Concilier continuité et évolution, la clé d’une transmission/reprise réussie
TNC le 10/01/2019 à 16:04
Alors que les profils et les attentes des repreneurs potentiels d'exploitations agricoles changent, l'objectif principal des cédants reste, lui, le même : voir perdurer ce qu'ils ont construit tout au long de leur carrière. Un décalage dans la façon de voir les choses qui peut constituer un frein supplémentaire à la transmission des fermes. La FDCivam d'Ille-et-Vilaine mène actuellement plusieurs études pour mieux cerner ce phénomène et faire émerger d'autres façons de transmettre plus en adéquation avec ces nouveaux contextes et enjeux.

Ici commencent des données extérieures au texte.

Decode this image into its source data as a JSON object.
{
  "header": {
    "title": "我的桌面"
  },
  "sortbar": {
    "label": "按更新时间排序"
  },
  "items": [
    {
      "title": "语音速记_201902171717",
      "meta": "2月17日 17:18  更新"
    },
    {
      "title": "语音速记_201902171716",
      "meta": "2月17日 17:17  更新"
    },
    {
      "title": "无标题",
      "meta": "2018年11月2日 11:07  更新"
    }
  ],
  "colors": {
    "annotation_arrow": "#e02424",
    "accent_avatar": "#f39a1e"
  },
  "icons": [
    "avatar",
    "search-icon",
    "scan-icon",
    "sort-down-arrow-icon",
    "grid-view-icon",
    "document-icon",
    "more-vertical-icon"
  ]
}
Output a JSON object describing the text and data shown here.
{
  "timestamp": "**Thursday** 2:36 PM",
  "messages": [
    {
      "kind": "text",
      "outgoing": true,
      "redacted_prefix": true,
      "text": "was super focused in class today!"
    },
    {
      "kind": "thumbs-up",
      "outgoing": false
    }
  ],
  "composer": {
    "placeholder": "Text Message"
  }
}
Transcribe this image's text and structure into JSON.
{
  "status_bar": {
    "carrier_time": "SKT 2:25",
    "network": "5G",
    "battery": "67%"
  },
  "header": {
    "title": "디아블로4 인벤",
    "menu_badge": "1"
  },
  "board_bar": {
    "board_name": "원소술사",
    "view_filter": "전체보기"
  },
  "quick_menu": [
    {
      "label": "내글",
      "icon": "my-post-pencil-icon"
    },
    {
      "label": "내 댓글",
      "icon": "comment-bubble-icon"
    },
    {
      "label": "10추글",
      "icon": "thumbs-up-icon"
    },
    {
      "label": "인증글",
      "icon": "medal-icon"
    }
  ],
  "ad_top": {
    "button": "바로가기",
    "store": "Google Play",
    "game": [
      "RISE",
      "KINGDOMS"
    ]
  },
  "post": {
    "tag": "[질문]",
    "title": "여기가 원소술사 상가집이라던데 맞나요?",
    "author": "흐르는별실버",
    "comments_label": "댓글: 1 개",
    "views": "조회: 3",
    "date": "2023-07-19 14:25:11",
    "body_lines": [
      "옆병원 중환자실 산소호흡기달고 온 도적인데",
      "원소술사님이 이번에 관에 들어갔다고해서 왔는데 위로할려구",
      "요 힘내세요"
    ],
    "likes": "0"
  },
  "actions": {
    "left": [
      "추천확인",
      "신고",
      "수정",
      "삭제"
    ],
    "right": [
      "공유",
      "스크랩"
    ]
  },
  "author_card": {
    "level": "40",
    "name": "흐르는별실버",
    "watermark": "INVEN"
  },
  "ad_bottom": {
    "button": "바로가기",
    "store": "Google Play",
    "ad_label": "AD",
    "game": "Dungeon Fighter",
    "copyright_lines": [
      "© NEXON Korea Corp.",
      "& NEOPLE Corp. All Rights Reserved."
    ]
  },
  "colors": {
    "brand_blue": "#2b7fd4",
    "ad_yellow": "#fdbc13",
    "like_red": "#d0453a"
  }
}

Transmettre et reprendre une ferme, c’est bien sûr poursuivre ce que le cédant a bâti depuis qu’il s’est installé et aussi ce qu’ont construit les autres générations avant lui. Mais cela ne signifie pas nécessairement tout conserver à l’identique. D’autant que les candidats à l’installation en agriculture, déjà beaucoup moins nombreux que les agriculteurs en âge de céder leur exploitation, sont de plus en plus extérieurs au monde agricole et ont des projets un peu différents en termes de productions, de mode de commercialisation et/ou d’approvisionnement (recherche d’autonomie et de valeur ajoutée), d’organisation du travail (besoin de temps libre, davantage de mutualisation), etc. Or, les futurs retraités sont souvent réticents à ce que le repreneur change trop le système, qu’ils ont mis des années à mettre en place, souvent à la sueur de leur front.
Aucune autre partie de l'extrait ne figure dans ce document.